Georgia–Indonesia relations

Diplomatic mission
- Georgian Embassy, Jakarta: Indonesian Embassy in Kyiv

= Georgia–Indonesia relations =

Georgia–Indonesia relations are the bilateral relations between Georgia and Indonesia. Georgia recognizes Indonesia as a key political, economic, and cultural partner in Southeast Asia. Both nations are members of the Asian Development Bank, the World Trade Organization and the United Nations.

== History ==
Diplomatic relations between Indonesia and Georgia were established on 25 January 1993, two years following the latter's independence from the Soviet Union. Since then, strong diplomatic ties that have been fostered have greatly aided in the success of both nations. Georgia and Indonesia have established a strong and enduring partnership through their shared interests in a variety of sectors, including tourism, economy, and other fields.
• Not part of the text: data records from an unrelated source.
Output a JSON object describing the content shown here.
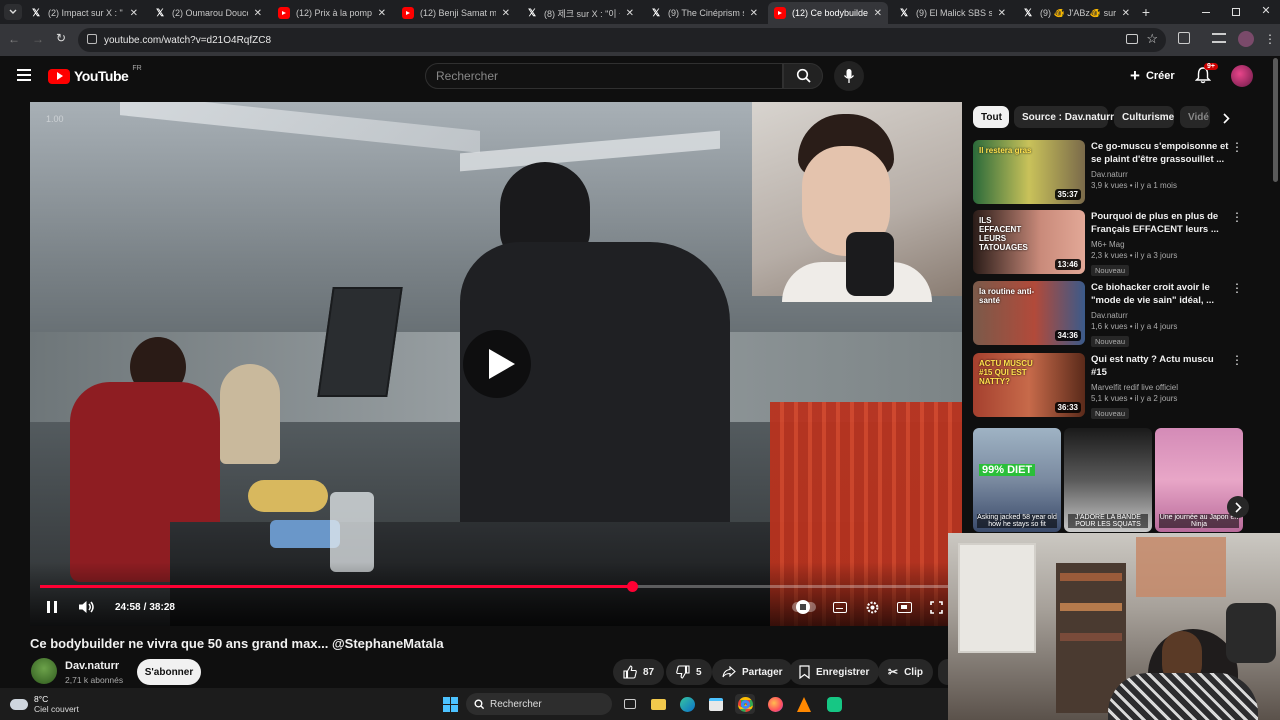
{
  "browser": {
    "tabs": [
      {
        "title": "(2) Impact sur X : \"",
        "icon": "x-icon",
        "active": false
      },
      {
        "title": "(2) Oumarou Doucou",
        "icon": "x-icon",
        "active": false
      },
      {
        "title": "(12) Prix à la pompe",
        "icon": "youtube-icon",
        "active": false
      },
      {
        "title": "(12) Benji Samat m'a",
        "icon": "youtube-icon",
        "active": false
      },
      {
        "title": "(8) 제크 sur X : \"이 등",
        "icon": "x-icon",
        "active": false
      },
      {
        "title": "(9) The Cinéprism sur",
        "icon": "x-icon",
        "active": false
      },
      {
        "title": "(12) Ce bodybuilder",
        "icon": "youtube-icon",
        "active": true
      },
      {
        "title": "(9) El Malick SBS su",
        "icon": "x-icon",
        "active": false
      },
      {
        "title": "(9) 🐠 J'ABz🐠 sur X",
        "icon": "x-icon",
        "active": false
      }
    ],
    "url": "youtube.com/watch?v=d21O4RqfZC8"
  },
  "youtube": {
    "logo_text": "YouTube",
    "region": "FR",
    "search_placeholder": "Rechercher",
    "create_label": "Créer",
    "notif_count": "9+"
  },
  "player": {
    "time_current": "24:58",
    "time_separator": "/",
    "time_total": "38:28",
    "progress": 0.649,
    "playback_speed_overlay": "1.00"
  },
  "video": {
    "title": "Ce bodybuilder ne vivra que 50 ans grand max... @StephaneMatala",
    "channel": "Dav.naturr",
    "subscribers": "2,71 k abonnés",
    "subscribe_label": "S'abonner",
    "likes": "87",
    "dislikes": "5",
    "share_label": "Partager",
    "save_label": "Enregistrer",
    "clip_label": "Clip"
  },
  "chips": [
    "Tout",
    "Source : Dav.naturr",
    "Culturisme",
    "Vidé"
  ],
  "recommendations": [
    {
      "title": "Ce go-muscu s'empoisonne et se plaint d'être grassouillet ...",
      "channel": "Dav.naturr",
      "meta": "3,9 k vues • il y a 1 mois",
      "duration": "35:37",
      "badge": "",
      "thumb_text": "Il restera gras"
    },
    {
      "title": "Pourquoi de plus en plus de Français EFFACENT leurs ...",
      "channel": "M6+ Mag",
      "meta": "2,3 k vues • il y a 3 jours",
      "duration": "13:46",
      "badge": "Nouveau",
      "thumb_text": "ILS EFFACENT LEURS TATOUAGES"
    },
    {
      "title": "Ce biohacker croit avoir le \"mode de vie sain\" idéal, ...",
      "channel": "Dav.naturr",
      "meta": "1,6 k vues • il y a 4 jours",
      "duration": "34:36",
      "badge": "Nouveau",
      "thumb_text": "la routine anti-santé"
    },
    {
      "title": "Qui est natty ? Actu muscu #15",
      "channel": "Marvelfit redif live officiel",
      "meta": "5,1 k vues • il y a 2 jours",
      "duration": "36:33",
      "badge": "Nouveau",
      "thumb_text": "ACTU MUSCU #15 QUI EST NATTY?"
    }
  ],
  "shorts": [
    {
      "caption": "Asking jacked 58 year old how he stays so fit",
      "overlay": "99% DIET"
    },
    {
      "caption": "J'ADORE LA BANDE POUR LES SQUATS",
      "overlay": ""
    },
    {
      "caption": "Une journée au Japon en Ninja",
      "overlay": ""
    }
  ],
  "taskbar": {
    "weather_temp": "8°C",
    "weather_desc": "Ciel couvert",
    "search_label": "Rechercher"
  },
  "colors": {
    "accent": "#ff0033",
    "youtube_red": "#ff0000",
    "background": "#0f0f0f"
  }
}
In 2018, during the 100th anniversary celebration of Georgian independence at its embassy in Jakarta, optimism was voiced over the potential for closer relations between the two nations.

In charge of Indonesia's relations with Georgia is the Indonesian embassy in Kyiv, Ukraine. The former ambassador to Indonesia, Zorab Aleksidze, along with members of the parliament, Georgian government ministries, and agencies tasked with exploring opportunities for enhancing economic cooperation, attended a welcome event there in 2019 to commemorate 74 years of Indonesian independence. The Indonesian government had earlier decided to send a representative to Georgia in advance of the establishment of an official representation, as the deputy foreign minister for Georgia mentioned at this ceremony.
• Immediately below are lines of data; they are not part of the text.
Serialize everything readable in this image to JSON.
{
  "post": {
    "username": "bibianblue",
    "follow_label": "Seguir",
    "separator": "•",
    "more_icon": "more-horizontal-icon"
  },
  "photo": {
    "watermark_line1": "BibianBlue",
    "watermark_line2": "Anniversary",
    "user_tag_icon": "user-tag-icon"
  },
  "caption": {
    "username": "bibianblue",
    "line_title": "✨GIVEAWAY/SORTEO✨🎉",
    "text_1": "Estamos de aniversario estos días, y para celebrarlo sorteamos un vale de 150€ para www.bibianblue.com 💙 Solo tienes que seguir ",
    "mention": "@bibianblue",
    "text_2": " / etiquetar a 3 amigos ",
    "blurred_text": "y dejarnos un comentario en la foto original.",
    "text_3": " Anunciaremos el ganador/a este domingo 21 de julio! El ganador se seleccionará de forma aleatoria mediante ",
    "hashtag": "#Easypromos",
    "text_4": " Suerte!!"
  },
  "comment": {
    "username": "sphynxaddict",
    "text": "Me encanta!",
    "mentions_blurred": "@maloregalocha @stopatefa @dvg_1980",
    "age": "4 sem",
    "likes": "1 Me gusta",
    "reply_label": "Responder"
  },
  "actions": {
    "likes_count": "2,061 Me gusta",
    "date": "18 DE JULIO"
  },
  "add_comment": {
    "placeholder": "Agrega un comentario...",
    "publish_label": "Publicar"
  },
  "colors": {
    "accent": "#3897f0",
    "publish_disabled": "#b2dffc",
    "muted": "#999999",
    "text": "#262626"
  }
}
The Georgia-Indonesia Business Association was founded to serve as a conduit for business communication between Georgian and Indonesian business owners, as well as to assist in enhancing and growing trade, tourism, and investment between the two nations.

On 7 November 2025, Tornike Nozadze, the ambassador of Georgia to Indonesia, presented President Prabowo Subianto his credentials at a ceremony conducted at Jakarta's Merdeka Palace. They discussed the friendly relations and cooperation between their nations, expressing a commitment to strengthen collaboration in mutual interest areas.
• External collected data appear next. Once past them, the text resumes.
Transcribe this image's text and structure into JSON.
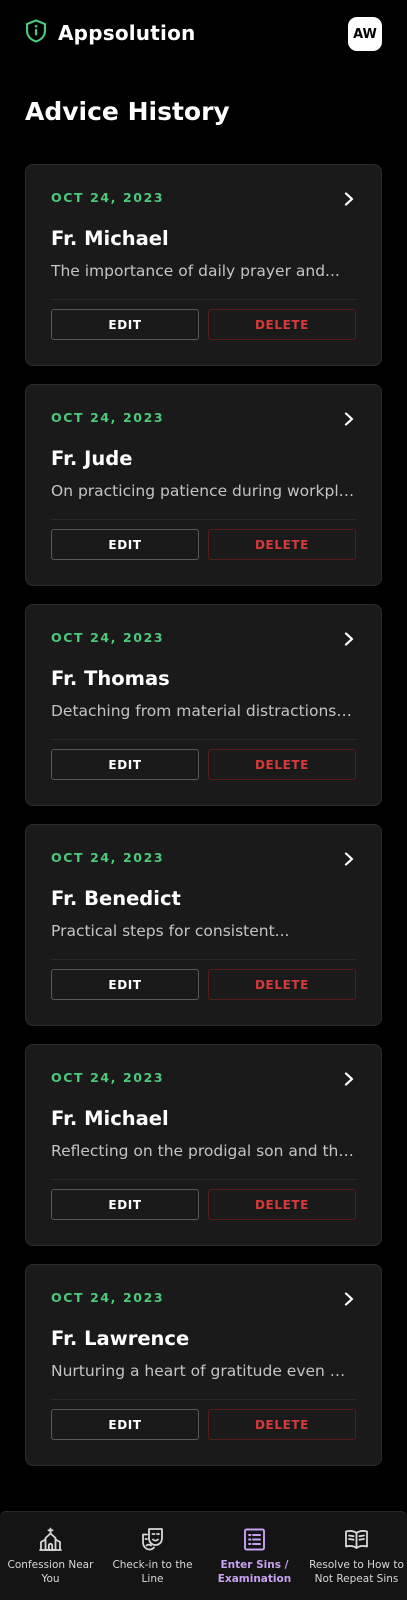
{
  "app": {
    "brand": "Appsolution",
    "avatar_initials": "AW",
    "logo_icon": "shield-icon",
    "accent_color": "#4cc97a"
  },
  "page": {
    "title": "Advice History"
  },
  "cards": [
    {
      "date": "OCT 24, 2023",
      "name": "Fr. Michael",
      "excerpt": "The importance of daily prayer and...",
      "edit_label": "EDIT",
      "delete_label": "DELETE"
    },
    {
      "date": "OCT 24, 2023",
      "name": "Fr. Jude",
      "excerpt": "On practicing patience during workpla...",
      "edit_label": "EDIT",
      "delete_label": "DELETE"
    },
    {
      "date": "OCT 24, 2023",
      "name": "Fr. Thomas",
      "excerpt": "Detaching from material distractions to...",
      "edit_label": "EDIT",
      "delete_label": "DELETE"
    },
    {
      "date": "OCT 24, 2023",
      "name": "Fr. Benedict",
      "excerpt": "Practical steps for consistent...",
      "edit_label": "EDIT",
      "delete_label": "DELETE"
    },
    {
      "date": "OCT 24, 2023",
      "name": "Fr. Michael",
      "excerpt": "Reflecting on the prodigal son and the...",
      "edit_label": "EDIT",
      "delete_label": "DELETE"
    },
    {
      "date": "OCT 24, 2023",
      "name": "Fr. Lawrence",
      "excerpt": "Nurturing a heart of gratitude even wh...",
      "edit_label": "EDIT",
      "delete_label": "DELETE"
    }
  ],
  "nav": {
    "items": [
      {
        "label": "Confession Near You",
        "icon": "church-icon",
        "active": false
      },
      {
        "label": "Check-in to the Line",
        "icon": "theater-masks-icon",
        "active": false
      },
      {
        "label": "Enter Sins / Examination",
        "icon": "list-icon",
        "active": true
      },
      {
        "label": "Resolve to How to Not Repeat Sins",
        "icon": "open-book-icon",
        "active": false
      }
    ],
    "active_color": "#c8a2f0"
  }
}
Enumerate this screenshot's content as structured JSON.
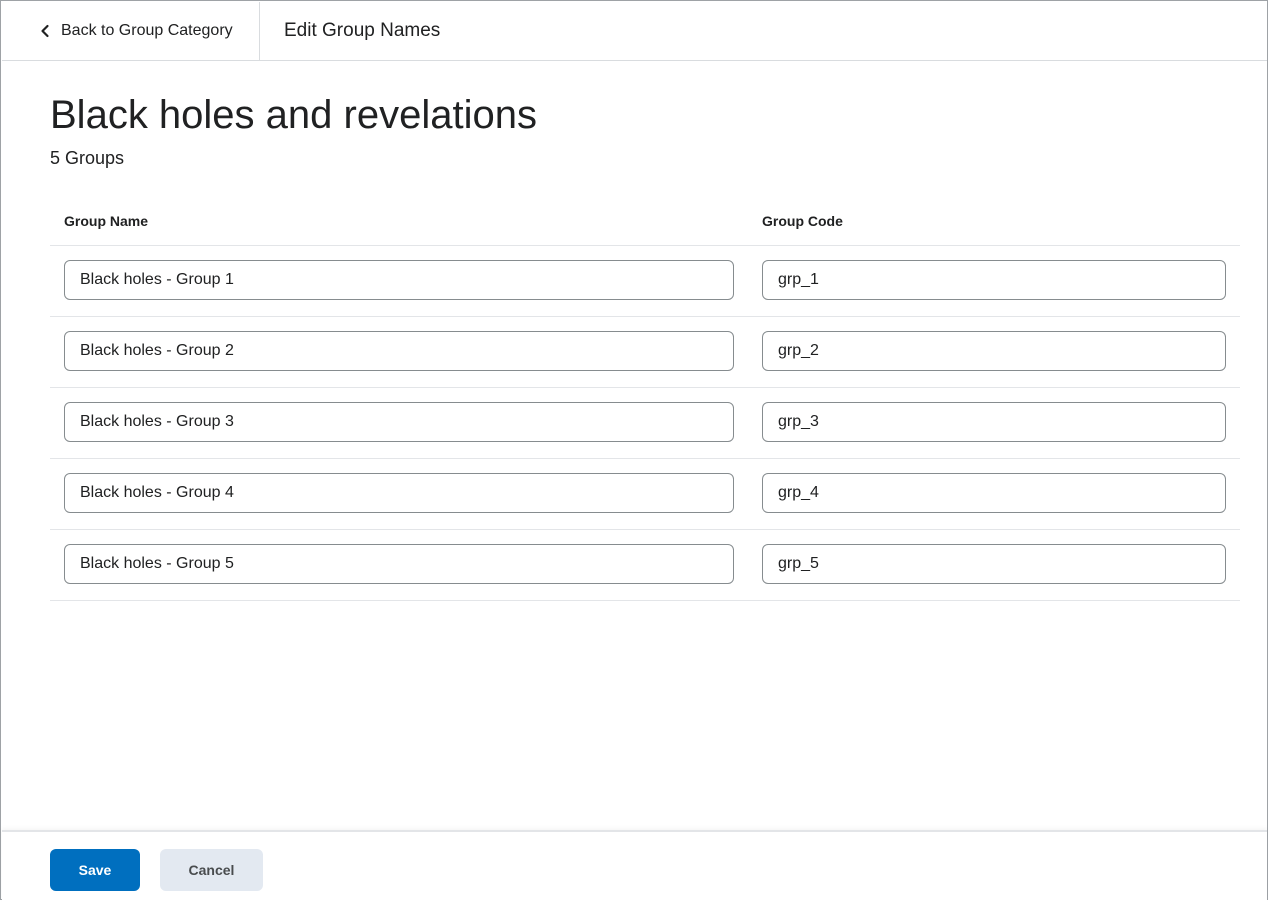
{
  "header": {
    "back_label": "Back to Group Category",
    "page_heading": "Edit Group Names"
  },
  "main": {
    "title": "Black holes and revelations",
    "group_count": "5 Groups",
    "columns": {
      "name": "Group Name",
      "code": "Group Code"
    },
    "rows": [
      {
        "name": "Black holes - Group 1",
        "code": "grp_1"
      },
      {
        "name": "Black holes - Group 2",
        "code": "grp_2"
      },
      {
        "name": "Black holes - Group 3",
        "code": "grp_3"
      },
      {
        "name": "Black holes - Group 4",
        "code": "grp_4"
      },
      {
        "name": "Black holes - Group 5",
        "code": "grp_5"
      }
    ]
  },
  "footer": {
    "save_label": "Save",
    "cancel_label": "Cancel"
  },
  "colors": {
    "primary": "#006fbf",
    "secondary_button": "#e3e9f1",
    "border": "#868c8f"
  },
  "icons": {
    "back": "chevron-left-icon"
  }
}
On 28 April 2026, ambassador Nozadze stated during in an interview with Antara News that he praised the "excellent" bilateral ties between Georgia and Indonesia, emphasizing Indonesia's strategic importance in Southeast Asia and the expanding cooperation in trade, culture, and tourism. He emphasized over two decades of diplomatic relationships, shared principles like respect for sovereignty, and the untapped potential in economic relations. He also emphasized the significance of people-to-people contacts in enhancing bilateral relations.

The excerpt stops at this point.